Aloha mai kākou,
Up to now Tom and I have tried to tempt all you would-be entrepreneurs out there, hoping you’ll jump into the excitement of a new startup and share that great idea you have with the rest of the world. You can be brave, and know that we support you and want to encourage you. If you are not ready to take the plunge into self-employment, don’t wait to begin planning for the inevitable: There is still much you can do today, to create your future the way you want it to turn out.
Well, what about those of you who have made the jump? Have you been thinking you might not need Tom’s Startup Garden because you have already taken several first steps? The article that Tom has written for Talking Story today is for you --- and I am in this canoe right along with you! Have you really answered all the questions that should hold up the fruiting branches of your entrepreneurial decision tree? Let’s see...
Tom writes more for us today.
—Rosa
Unlike Tolstoy’s families, happy startups are not all alike. There’s no one set path that ensures success for any venture, and in fact no two companies can make the same claim to fame. Which is a good thing.

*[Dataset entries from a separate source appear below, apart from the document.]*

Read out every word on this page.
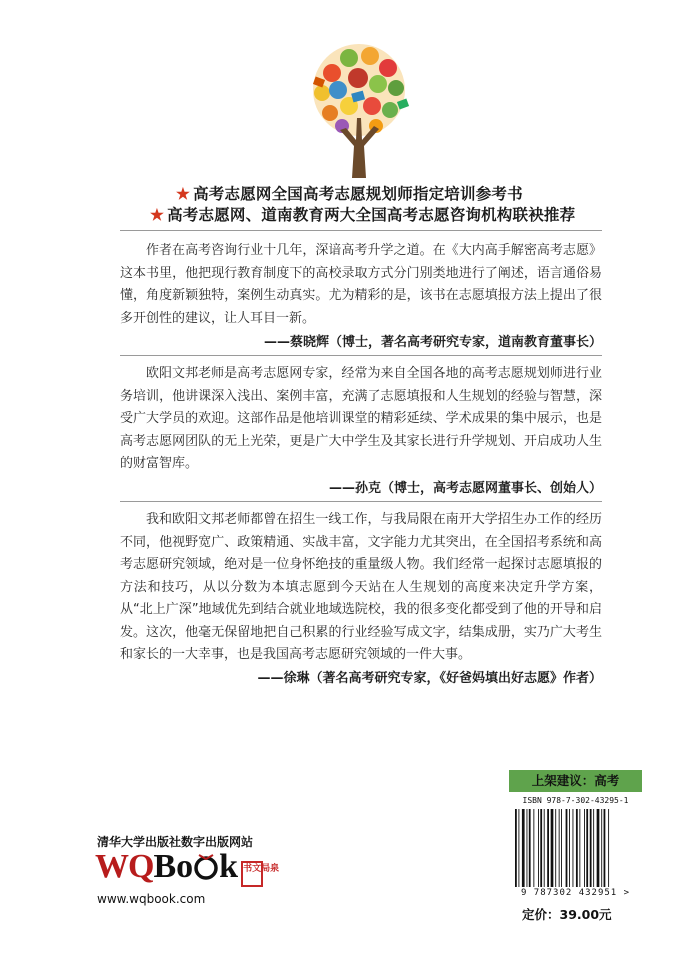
★ 高考志愿网全国高考志愿规划师指定培训参考书
★ 高考志愿网、道南教育两大全国高考志愿咨询机构联袂推荐

作者在高考咨询行业十几年，深谙高考升学之道。在《大内高手解密高考志愿》这本书里，他把现行教育制度下的高校录取方式分门别类地进行了阐述，语言通俗易懂，角度新颖独特，案例生动真实。尤为精彩的是，该书在志愿填报方法上提出了很多开创性的建议，让人耳目一新。

——蔡晓辉（博士，著名高考研究专家，道南教育董事长）

欧阳文邦老师是高考志愿网专家，经常为来自全国各地的高考志愿规划师进行业务培训，他讲课深入浅出、案例丰富，充满了志愿填报和人生规划的经验与智慧，深受广大学员的欢迎。这部作品是他培训课堂的精彩延续、学术成果的集中展示，也是高考志愿网团队的无上光荣，更是广大中学生及其家长进行升学规划、开启成功人生的财富智库。

——孙克（博士，高考志愿网董事长、创始人）

我和欧阳文邦老师都曾在招生一线工作，与我局限在南开大学招生办工作的经历不同，他视野宽广、政策精通、实战丰富，文字能力尤其突出，在全国招考系统和高考志愿研究领域，绝对是一位身怀绝技的重量级人物。我们经常一起探讨志愿填报的方法和技巧，从以分数为本填志愿到今天站在人生规划的高度来决定升学方案，从“北上广深”地域优先到结合就业地域选院校，我的很多变化都受到了他的开导和启发。这次，他毫无保留地把自己积累的行业经验写成文字，结集成册，实乃广大考生和家长的一大幸事，也是我国高考志愿研究领域的一件大事。

——徐琳（著名高考研究专家，《好爸妈填出好志愿》作者）
清华大学出版社数字出版网站
WQBo k 书文局泉
www.wqbook.com
上架建议：高考
ISBN 978-7-302-43295-1
9 787302 432951 >
定价：39.00元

Does that mean entrepreneurs should embrace randomness as a strategy and strive to do everything their own way? To sally forth impetuously and make decisions immediately so as to realize their dreams? No. This simply means that there’s an underlying framework, a general timetable and lifecycle that should inform the decisions of any company-builder.
As you grow your startup in an organic process, you must be willing to adapt to market conditions, customer feedback, and the various slings and arrows of entrepreneurial fortune. This calls for confidence, flexibility, and a forward-looking approach.

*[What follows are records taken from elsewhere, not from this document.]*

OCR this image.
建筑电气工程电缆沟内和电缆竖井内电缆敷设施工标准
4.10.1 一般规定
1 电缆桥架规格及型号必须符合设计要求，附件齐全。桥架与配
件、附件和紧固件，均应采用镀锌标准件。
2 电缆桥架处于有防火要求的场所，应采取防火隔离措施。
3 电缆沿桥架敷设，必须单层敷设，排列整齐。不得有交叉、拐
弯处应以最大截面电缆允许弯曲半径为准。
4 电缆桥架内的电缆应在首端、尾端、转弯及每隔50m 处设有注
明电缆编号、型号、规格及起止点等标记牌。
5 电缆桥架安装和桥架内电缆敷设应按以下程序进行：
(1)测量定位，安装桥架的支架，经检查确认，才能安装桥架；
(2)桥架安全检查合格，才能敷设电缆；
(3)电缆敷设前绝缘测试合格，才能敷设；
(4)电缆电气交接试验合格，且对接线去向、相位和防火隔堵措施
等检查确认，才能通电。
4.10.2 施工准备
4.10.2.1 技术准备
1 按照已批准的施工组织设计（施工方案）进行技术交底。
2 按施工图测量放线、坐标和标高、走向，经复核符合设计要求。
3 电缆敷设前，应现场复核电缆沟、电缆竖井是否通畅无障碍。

However, you must also realize that you will be presented with critical choices during the early stages of your startup. Some of these will be explicit, while others will quietly present themselves without tapping you on the shoulder to announce their import and consequence. You must be aware of these choices and their consequences, for while there is no right or wrong answer, you will garner immense control over the company of your choice by understanding these choices when they present themselves. And the key point here is that whether you make these decisions consciously or not, you will be making these choices nonetheless. And there are irrevocable consequences to each.
Starting a business is a process of execution that begins at the moment of conception—when you get that “aha” moment. At the same time, you are often building the groundwork for its success long before the specific enterprise emerges as a named, planned (planned), deliberate and structured set of activities.

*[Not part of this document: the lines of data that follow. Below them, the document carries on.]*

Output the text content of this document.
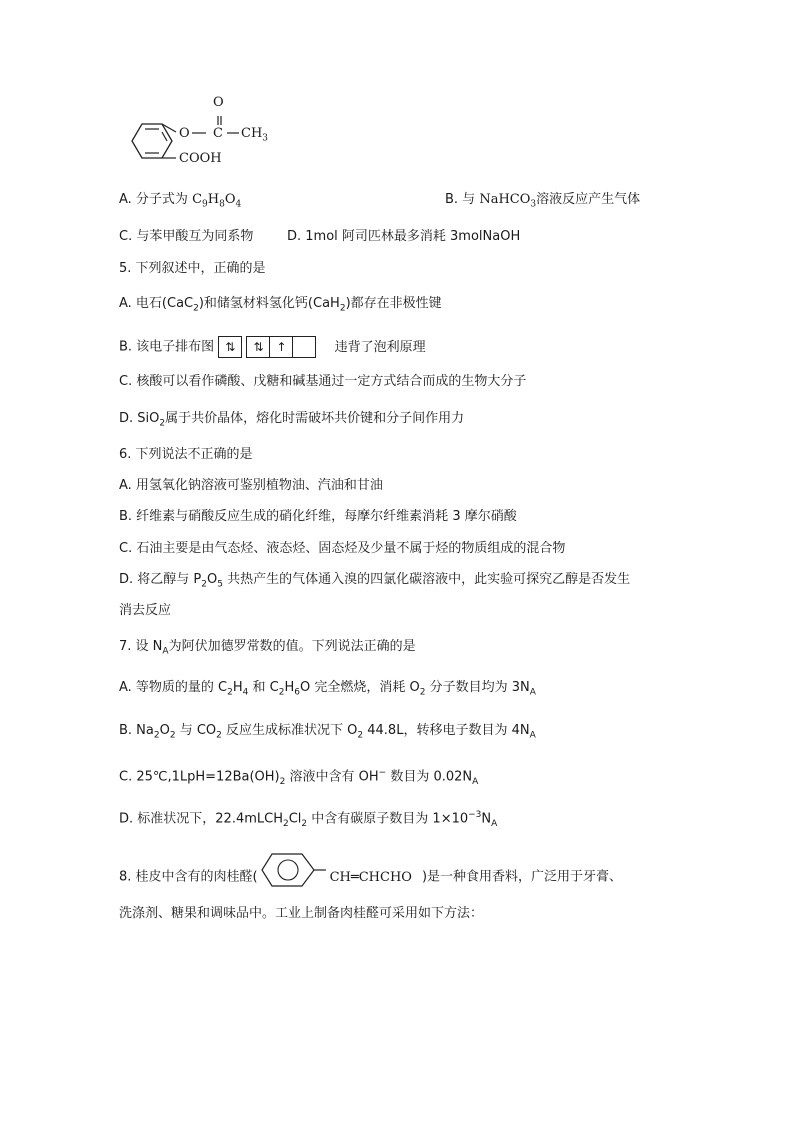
O
O C $CH_3$
COOH
A. 分子式为 $C_9H_8O_4$	B. 与 NaHCO$_3$溶液反应产生气体
C. 与苯甲酸互为同系物	D. 1mol 阿司匹林最多消耗 3molNaOH
5. 下列叙述中，正确的是
A. 电石(CaC$_2$)和储氢材料氢化钙(CaH$_2$)都存在非极性键
B. 该电子排布图 ⇅ ⇅ ↑	违背了泡利原理
C. 核酸可以看作磷酸、戊糖和碱基通过一定方式结合而成的生物大分子
D. SiO$_2$属于共价晶体，熔化时需破坏共价键和分子间作用力
6. 下列说法不正确的是
A. 用氢氧化钠溶液可鉴别植物油、汽油和甘油
B. 纤维素与硝酸反应生成的硝化纤维，每摩尔纤维素消耗 3 摩尔硝酸
C. 石油主要是由气态烃、液态烃、固态烃及少量不属于烃的物质组成的混合物
D. 将乙醇与 $P_2O_5$ 共热产生的气体通入溴的四氯化碳溶液中，此实验可探究乙醇是否发生
消去反应
7. 设 $N_A$为阿伏加德罗常数的值。下列说法正确的是
A. 等物质的量的 $C_2H_4$ 和 $C_2H_6O$ 完全燃烧，消耗 $O_2$ 分子数目均为 $3N_A$
B. $Na_2O_2$ 与 $CO_2$ 反应生成标准状况下 $O_2$ 44.8L，转移电子数目为 $4N_A$
C. $25℃,1LpH=12Ba(OH)_2$ 溶液中含有 OH− 数目为 $0.02N_A$
D. 标准状况下，$22.4mLCH_2Cl_2$ 中含有碳原子数目为 $1\times 10^{-3}N_A$
8. 桂皮中含有的肉桂醛(	CH═CHCHO )是一种食用香料，广泛用于牙膏、
洗涤剂、糖果和调味品中。工业上制备肉桂醛可采用如下方法：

There is a science metaphor called late and early binding choices. In some chemical formulas, elements bind together early and cannot be changed later in the process. The same principle applies to startups: once you’ve made a few critical decisions about the company that bind together, you may find it impossible to undo them.
And so dynamic startups must manage the quality of cognitive dissonance—the ability to hold two opposing ideas together, in harmony. Yes, great startups are adaptive, responsive, able to capitalize on opportunities immediately and without limits. Yet these qualities are mitigated and bounded by a set of rules. The founders must still build in financial, technical, and people skills that are aligned with the corporate goals; they must have given the company great flexibility by being extremely disciplined about what cannot change.
Learning in an entrepreneurial setting is a heuristic process. The situation itself teaches you what to do and how to learn. You can only learn how to play the game by being in the game, and you can only figure out how to make one specific decision after having made several others.